[prev in list] [next in list] [prev in thread] [next in thread] 

List:       koffice-devel
Subject:    DOM tree with on-demand loading
From:       Ariya Hidayat <ariya () kde ! org>
Date:       2005-11-24 11:57:28
Message-ID: ba035dd10511240357w2a346b76wed06887912603816 () mail ! gmail ! com
[Download RAW message or body]

I have committed the very draft version of DOM implementation which
supports on-demand loading. It is in
lib/kofficecore/koxmlreader.{h,cpp} with corresponding test in
lib/kofficecore/tests/koxmlreadertest.cpp. As you can see, I try to
follow QDom's API as close as possible to ease the migration.

The performance of this implementation is unfortunately still not
acceptable. This is because I still use Qt XML parser to reparse part
of the XML document during on-demand loading.
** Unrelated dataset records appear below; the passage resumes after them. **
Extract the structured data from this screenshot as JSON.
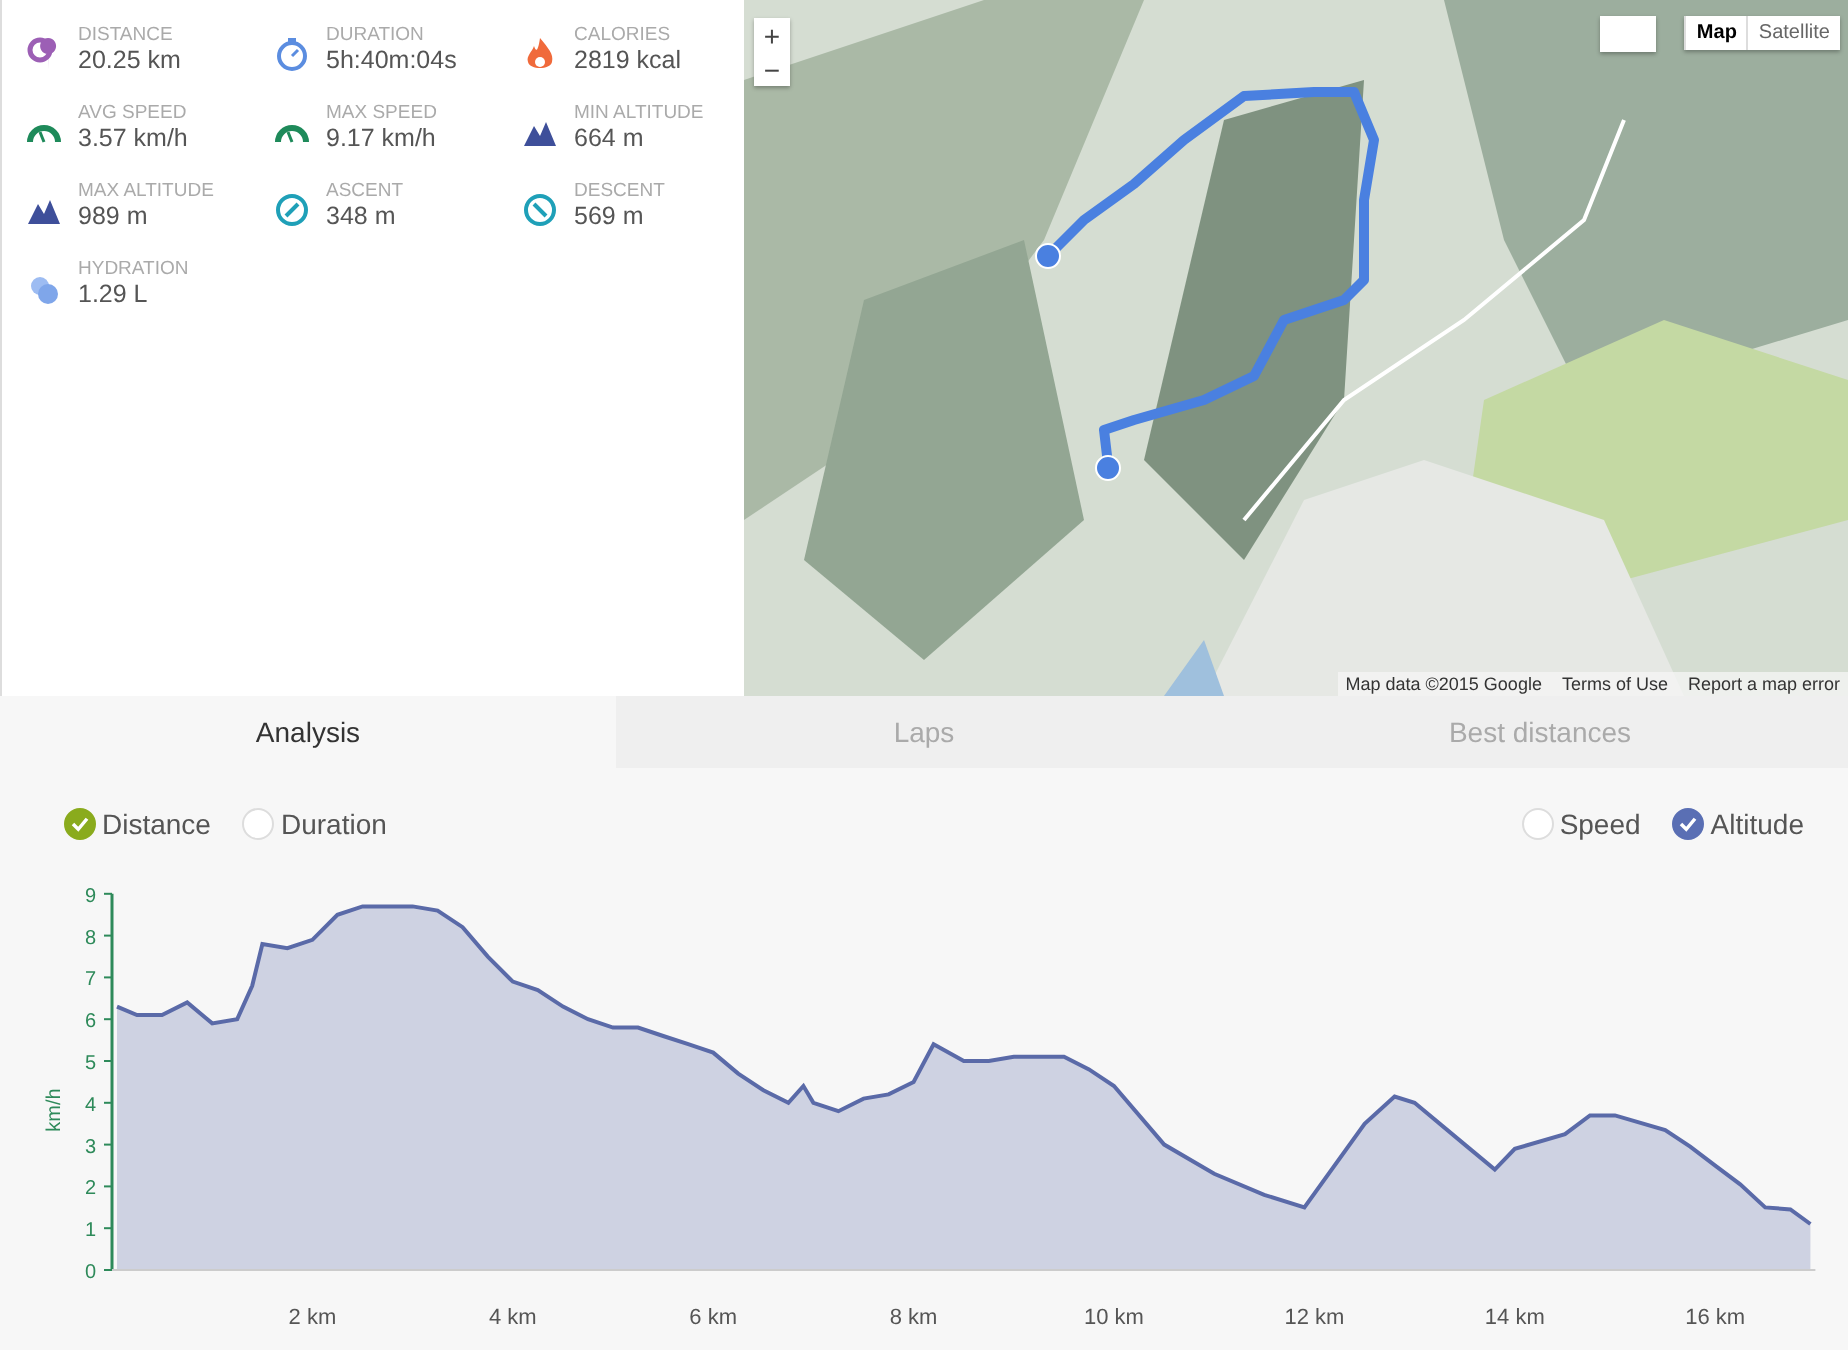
{
  "stats": [
    {
      "kind": "distance",
      "label": "DISTANCE",
      "value": "20.25 km"
    },
    {
      "kind": "duration",
      "label": "DURATION",
      "value": "5h:40m:04s"
    },
    {
      "kind": "calories",
      "label": "CALORIES",
      "value": "2819 kcal"
    },
    {
      "kind": "speed",
      "label": "AVG SPEED",
      "value": "3.57 km/h"
    },
    {
      "kind": "speed",
      "label": "MAX SPEED",
      "value": "9.17 km/h"
    },
    {
      "kind": "altitude",
      "label": "MIN ALTITUDE",
      "value": "664 m"
    },
    {
      "kind": "altitude",
      "label": "MAX ALTITUDE",
      "value": "989 m"
    },
    {
      "kind": "ascent",
      "label": "ASCENT",
      "value": "348 m"
    },
    {
      "kind": "descent",
      "label": "DESCENT",
      "value": "569 m"
    },
    {
      "kind": "hydration",
      "label": "HYDRATION",
      "value": "1.29 L"
    }
  ],
  "map": {
    "kind": "picture",
    "zoom_buttons": [
      "+",
      "−"
    ],
    "map_types": [
      {
        "label": "Map",
        "selected": true
      },
      {
        "label": "Satellite",
        "selected": false
      }
    ],
    "attribution": [
      "Map data ©2015 Google",
      "Terms of Use",
      "Report a map error"
    ]
  },
  "tabs": [
    {
      "label": "Analysis",
      "selected": true
    },
    {
      "label": "Laps",
      "selected": false
    },
    {
      "label": "Best distances",
      "selected": false
    }
  ],
  "x_options": [
    {
      "label": "Distance",
      "checked": true,
      "color": "#8aab1d"
    },
    {
      "label": "Duration",
      "checked": false
    }
  ],
  "y_options": [
    {
      "label": "Speed",
      "checked": false
    },
    {
      "label": "Altitude",
      "checked": true,
      "color": "#5a6fb4"
    }
  ],
  "chart": {
    "chart_data": {
      "type": "area",
      "ylabel": "km/h",
      "xlim": [
        0,
        17
      ],
      "ylim": [
        0,
        9
      ],
      "xticks": [
        {
          "value": 2,
          "label": "2 km"
        },
        {
          "value": 4,
          "label": "4 km"
        },
        {
          "value": 6,
          "label": "6 km"
        },
        {
          "value": 8,
          "label": "8 km"
        },
        {
          "value": 10,
          "label": "10 km"
        },
        {
          "value": 12,
          "label": "12 km"
        },
        {
          "value": 14,
          "label": "14 km"
        },
        {
          "value": 16,
          "label": "16 km"
        }
      ],
      "yticks": [
        0,
        1,
        2,
        3,
        4,
        5,
        6,
        7,
        8,
        9
      ],
      "x": [
        0.05,
        0.25,
        0.5,
        0.75,
        1.0,
        1.25,
        1.4,
        1.5,
        1.75,
        2.0,
        2.25,
        2.5,
        3.0,
        3.25,
        3.5,
        3.75,
        4.0,
        4.25,
        4.5,
        4.75,
        5.0,
        5.25,
        5.5,
        5.75,
        6.0,
        6.25,
        6.5,
        6.75,
        6.9,
        7.0,
        7.25,
        7.5,
        7.75,
        8.0,
        8.2,
        8.5,
        8.75,
        9.0,
        9.5,
        9.75,
        10.0,
        10.5,
        11.0,
        11.5,
        11.9,
        12.5,
        12.8,
        13.0,
        13.5,
        13.8,
        14.0,
        14.5,
        14.75,
        15.0,
        15.5,
        15.75,
        16.0,
        16.25,
        16.5,
        16.75,
        16.95
      ],
      "series": [
        {
          "color": "#5a6aa8",
          "values": [
            6.3,
            6.1,
            6.1,
            6.4,
            5.9,
            6.0,
            6.8,
            7.8,
            7.7,
            7.9,
            8.5,
            8.7,
            8.7,
            8.6,
            8.2,
            7.5,
            6.9,
            6.7,
            6.3,
            6.0,
            5.8,
            5.8,
            5.6,
            5.4,
            5.2,
            4.7,
            4.3,
            4.0,
            4.4,
            4.0,
            3.8,
            4.1,
            4.2,
            4.5,
            5.4,
            5.0,
            5.0,
            5.1,
            5.1,
            4.8,
            4.4,
            3.0,
            2.3,
            1.8,
            1.5,
            3.5,
            4.15,
            4.0,
            3.0,
            2.4,
            2.9,
            3.25,
            3.7,
            3.7,
            3.35,
            2.95,
            2.5,
            2.05,
            1.5,
            1.45,
            1.1
          ]
        }
      ]
    }
  }
}
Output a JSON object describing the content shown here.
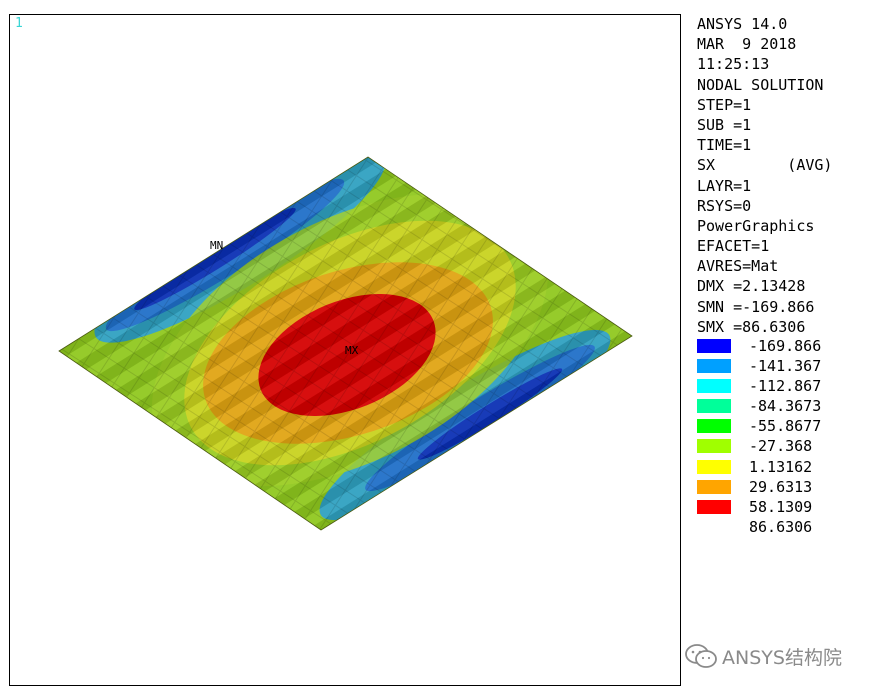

For OpenDocument format,
it places a quite big burden because namespace must be handled
correctly and so many repetitive parsing thereby occurs.

KoXmlDocument has setFastLoading() function (this is of course not
available in QDomDocument) which can enable 'fast loading', means
parsing and loading everything at once just like in QDom. If it is not
set, then some parts of the DOM tree are reconstructed on-the-fly.

In the test program, function testLargeOpenDocumentSpreadsheet()
checks the performance when handling very large spreadsheet. The
parsing time - here I define as the time spent in
KoXmlDocument::setContent() - is doubled compared to the case if fast
loading is enabled.  This is because there is the need to construct
and fill the buffer necessary for later on-demand reparsing, it is
definitely the cause for the slow down.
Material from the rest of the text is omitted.